STOCKWATCH.ID (WASHINGTON) – Dolar Amerika Serikat (AS) melemah terhadap berbagai mata uang pada penutupan perdagangan Kamis (10/4/2025) waktu setempat atau Jumat pagi (11/4/2025) WIB. Pelemahan ini terjadi setelah pasar dikejutkan oleh keputusan Presiden AS Donald Trump yang menunda tarif balasan hanya sehari setelah diberlakukan.
Mengutip CNBC International, dolar AS turun tajam terhadap yen Jepang sebesar 1,9% ke level 144,92. Sepanjang April ini, dolar sudah melemah 2% terhadap yen.
Penurunan dolar juga terlihat terhadap euro yang naik 1,7% menjadi US$1,1132. Sementara poundsterling Inggris menguat 0,8% menjadi US$1,2922.
Pasar masih mencoba mencerna arah kebijakan perdagangan AS setelah langkah tak terduga dari Trump. Ia memberikan penangguhan selama 90 hari terhadap tarif balasan yang sebelumnya disebut sebagai “Liberation Day Tariffs”. Namun, tarif dasar sebesar 10% untuk sebagian besar negara tetap diberlakukan.
Di saat yang sama, tarif impor terhadap produk dari China justru dinaikkan jadi 125% secara langsung. Ini dilakukan setelah China membalas tarif AS sebelumnya dengan bea masuk sebesar 84%.
Pengumuman ini memicu gejolak di berbagai pasar, termasuk obligasi pemerintah, komoditas, dan tentu saja mata uang. Yen Jepang dan franc Swiss yang biasanya dianggap aset aman sempat bergerak liar, sementara dolar Australia—yang dianggap cerminan sentimen pasar terhadap ekonomi global—justru menguat.
“Pasangan USD/JPY biasanya bergerak di kisaran 150–155 ketika imbal hasil obligasi pemerintah AS tenor 10 tahun berada di level 4,25% sampai 4,30% seperti saat ini,” kata Chris Turner, Kepala Riset Global di ING.

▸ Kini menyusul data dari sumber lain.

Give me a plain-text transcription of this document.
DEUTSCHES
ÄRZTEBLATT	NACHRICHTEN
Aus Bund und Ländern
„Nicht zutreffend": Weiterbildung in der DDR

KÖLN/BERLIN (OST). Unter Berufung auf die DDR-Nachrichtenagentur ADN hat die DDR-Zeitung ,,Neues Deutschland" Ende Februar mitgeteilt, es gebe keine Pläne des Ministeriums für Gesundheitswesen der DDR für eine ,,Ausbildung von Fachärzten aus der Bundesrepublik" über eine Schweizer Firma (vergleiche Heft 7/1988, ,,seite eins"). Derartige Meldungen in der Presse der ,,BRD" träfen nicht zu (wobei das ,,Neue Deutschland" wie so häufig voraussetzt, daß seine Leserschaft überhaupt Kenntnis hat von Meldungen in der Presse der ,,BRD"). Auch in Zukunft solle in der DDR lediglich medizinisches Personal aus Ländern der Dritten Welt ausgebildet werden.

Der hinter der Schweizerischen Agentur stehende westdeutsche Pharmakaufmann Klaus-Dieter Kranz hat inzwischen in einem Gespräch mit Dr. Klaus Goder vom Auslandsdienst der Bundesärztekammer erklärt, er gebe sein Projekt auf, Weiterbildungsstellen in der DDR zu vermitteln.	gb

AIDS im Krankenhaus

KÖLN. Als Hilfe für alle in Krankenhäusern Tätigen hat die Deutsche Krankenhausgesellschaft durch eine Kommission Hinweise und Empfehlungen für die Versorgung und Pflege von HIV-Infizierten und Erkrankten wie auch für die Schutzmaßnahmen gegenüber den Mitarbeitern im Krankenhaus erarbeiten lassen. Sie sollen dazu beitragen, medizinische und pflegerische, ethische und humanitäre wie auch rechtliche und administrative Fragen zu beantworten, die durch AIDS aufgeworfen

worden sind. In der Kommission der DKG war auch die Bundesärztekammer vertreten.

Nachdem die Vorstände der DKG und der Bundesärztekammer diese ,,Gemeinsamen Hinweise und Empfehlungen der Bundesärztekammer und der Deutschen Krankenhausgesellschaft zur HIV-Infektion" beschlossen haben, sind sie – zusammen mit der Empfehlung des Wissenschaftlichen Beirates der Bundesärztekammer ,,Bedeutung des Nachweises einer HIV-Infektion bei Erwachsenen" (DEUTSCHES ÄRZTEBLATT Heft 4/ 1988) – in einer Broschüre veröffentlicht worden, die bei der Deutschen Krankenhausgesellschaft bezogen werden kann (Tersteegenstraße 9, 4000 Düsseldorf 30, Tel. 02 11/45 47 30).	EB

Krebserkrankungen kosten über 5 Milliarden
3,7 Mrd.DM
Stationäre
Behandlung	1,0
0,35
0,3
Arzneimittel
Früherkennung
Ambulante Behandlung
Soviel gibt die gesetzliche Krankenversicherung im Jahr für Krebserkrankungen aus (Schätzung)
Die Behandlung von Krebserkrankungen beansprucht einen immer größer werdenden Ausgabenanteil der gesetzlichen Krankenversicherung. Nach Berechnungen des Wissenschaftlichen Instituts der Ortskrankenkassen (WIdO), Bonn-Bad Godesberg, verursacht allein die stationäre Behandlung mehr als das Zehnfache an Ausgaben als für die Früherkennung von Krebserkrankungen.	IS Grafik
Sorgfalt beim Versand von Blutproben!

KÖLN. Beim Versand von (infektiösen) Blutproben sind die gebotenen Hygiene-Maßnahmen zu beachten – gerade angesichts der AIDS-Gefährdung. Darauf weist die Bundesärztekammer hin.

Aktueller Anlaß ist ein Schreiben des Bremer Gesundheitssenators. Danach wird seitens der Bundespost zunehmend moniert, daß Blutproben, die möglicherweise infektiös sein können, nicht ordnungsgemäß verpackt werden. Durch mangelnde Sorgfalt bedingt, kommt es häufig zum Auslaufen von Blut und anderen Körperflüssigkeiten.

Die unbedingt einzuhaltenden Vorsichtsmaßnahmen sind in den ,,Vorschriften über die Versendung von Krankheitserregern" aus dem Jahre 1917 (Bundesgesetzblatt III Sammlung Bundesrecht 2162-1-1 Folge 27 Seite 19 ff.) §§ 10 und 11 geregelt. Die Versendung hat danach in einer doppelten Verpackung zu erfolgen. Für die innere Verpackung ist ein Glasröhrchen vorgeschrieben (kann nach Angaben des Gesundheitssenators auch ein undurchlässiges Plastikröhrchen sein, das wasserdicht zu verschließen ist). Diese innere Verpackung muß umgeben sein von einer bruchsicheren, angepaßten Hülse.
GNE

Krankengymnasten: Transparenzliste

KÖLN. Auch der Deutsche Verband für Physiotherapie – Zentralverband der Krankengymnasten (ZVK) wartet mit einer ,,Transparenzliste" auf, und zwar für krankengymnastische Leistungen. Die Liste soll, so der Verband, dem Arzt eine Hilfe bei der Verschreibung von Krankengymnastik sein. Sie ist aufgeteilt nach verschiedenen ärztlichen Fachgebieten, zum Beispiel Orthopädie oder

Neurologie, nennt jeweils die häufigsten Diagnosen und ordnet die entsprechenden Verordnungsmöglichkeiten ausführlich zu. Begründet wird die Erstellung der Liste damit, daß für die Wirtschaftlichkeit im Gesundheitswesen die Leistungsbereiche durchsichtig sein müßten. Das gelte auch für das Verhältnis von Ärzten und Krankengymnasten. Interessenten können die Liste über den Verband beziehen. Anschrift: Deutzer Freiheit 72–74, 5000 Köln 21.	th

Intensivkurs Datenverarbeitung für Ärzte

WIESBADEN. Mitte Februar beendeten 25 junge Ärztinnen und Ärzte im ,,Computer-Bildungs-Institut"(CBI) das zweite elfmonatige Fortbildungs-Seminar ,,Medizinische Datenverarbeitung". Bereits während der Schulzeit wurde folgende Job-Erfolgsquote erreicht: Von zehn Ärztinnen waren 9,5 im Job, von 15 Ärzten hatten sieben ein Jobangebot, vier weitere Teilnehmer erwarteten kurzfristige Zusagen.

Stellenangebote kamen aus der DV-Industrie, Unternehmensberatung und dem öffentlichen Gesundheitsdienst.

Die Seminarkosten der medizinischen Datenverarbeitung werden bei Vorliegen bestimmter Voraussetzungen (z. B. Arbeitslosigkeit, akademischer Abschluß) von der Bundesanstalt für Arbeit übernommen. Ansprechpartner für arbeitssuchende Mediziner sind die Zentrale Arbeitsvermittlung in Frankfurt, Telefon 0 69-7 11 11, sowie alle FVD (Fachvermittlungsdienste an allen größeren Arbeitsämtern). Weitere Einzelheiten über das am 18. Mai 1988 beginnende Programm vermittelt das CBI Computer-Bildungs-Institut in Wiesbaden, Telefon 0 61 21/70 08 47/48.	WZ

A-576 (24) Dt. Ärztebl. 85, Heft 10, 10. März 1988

“Fakta bahwa USD/JPY masih diperdagangkan di angka 146 menunjukkan bahwa kebijakan perdagangan yang tidak konsisten kini membuat pasar menuntut premi risiko yang lebih tinggi untuk aset-aset AS,” lanjut Turner dalam catatan paginya.
Pelemahan dolar juga dipicu oleh penurunan imbal hasil obligasi AS. Hubungan tradisional antara dolar dan yield obligasi kembali terlihat, setelah sempat terputus di awal pekan saat dolar turun meskipun yield naik tajam.